Vuoi entrare in contatto coi tuoi interlocutori?

Vuoi essere in grado di parlare a loro?

Devi PER FORZA conoscerli.

L’analisi del profilo del target è fondamentale per muovere anche il minimo passo nel mondo del marketing.

Le reazioni di una persona, di fronte ad un qualsiasi elemento aziendale, possono essere diversificate in base al suo status personale, ma anche influenzate da elementi esogeni (come il contesto sociale o la percezione generale del marchio).

Ed è per questo che la strategia della User experience può, a ragione, essere definita olistica.

La UX deve tener presenti tutti i fattori che possono intervenire nel processo del funnel di marketing.

Dal momento in cui per la prima volta un utente sente parlare del brand o del prodotto, fino a quando decide di divenirne promotore o di procedere all’acquisto.

Ma in che modo?

Te lo spiego proprio qui sotto…

Come rendere una User experience memorabile (sul web)
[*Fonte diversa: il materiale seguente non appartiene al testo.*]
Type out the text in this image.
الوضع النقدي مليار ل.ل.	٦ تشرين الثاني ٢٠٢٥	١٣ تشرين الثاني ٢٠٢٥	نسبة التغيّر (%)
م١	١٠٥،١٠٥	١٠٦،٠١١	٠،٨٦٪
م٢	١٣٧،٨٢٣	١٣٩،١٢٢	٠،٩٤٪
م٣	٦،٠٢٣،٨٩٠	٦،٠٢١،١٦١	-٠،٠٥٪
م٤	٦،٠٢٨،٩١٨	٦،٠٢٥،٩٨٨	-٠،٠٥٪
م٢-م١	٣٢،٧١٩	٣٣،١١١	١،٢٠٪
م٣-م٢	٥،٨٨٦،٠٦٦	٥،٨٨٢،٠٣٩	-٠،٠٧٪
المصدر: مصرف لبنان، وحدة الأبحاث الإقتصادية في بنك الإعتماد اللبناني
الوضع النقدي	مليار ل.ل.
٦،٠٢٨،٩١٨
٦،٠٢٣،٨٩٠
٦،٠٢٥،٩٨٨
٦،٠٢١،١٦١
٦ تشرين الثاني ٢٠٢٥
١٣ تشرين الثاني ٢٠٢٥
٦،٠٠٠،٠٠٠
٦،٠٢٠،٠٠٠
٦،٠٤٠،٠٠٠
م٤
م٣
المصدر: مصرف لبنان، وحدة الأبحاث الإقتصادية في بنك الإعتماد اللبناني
Le parole si perdono nel vento.

Meglio partire direttamente da un esempio pratico.

E già che ti trovi su un blog (in)formativo di digital marketing, consideriamo la situazione più classica di User experience 3.0:

La UX di una landing page.

Quali requisiti devono avere un buon sito o un buon blog?

Partiamo dal mantra del marketing e ripetiamolo insieme:

-Devo sempre dare una risposta ai bisogni dei miei utenti-

Questa è la base da cui si dipanano, poi, dei concreti accorgimenti:

  •  Presupposti tecnici

Prima di tutto, fai in modo che la pagina carichi velocemente.

La soglia di tempo che gli utenti concedono all’attesa è sempre più esigua.

Tanti sono i secondi di caricamento, altrettanti saranno pure i possibili utenti che cambieranno sito.

L’ignoto non piace a nessuno…

Per questo, mentre li fai attendere, evidenzia l’avanzamento del caricamento con percentuali, oppure con delle barre in riempimento.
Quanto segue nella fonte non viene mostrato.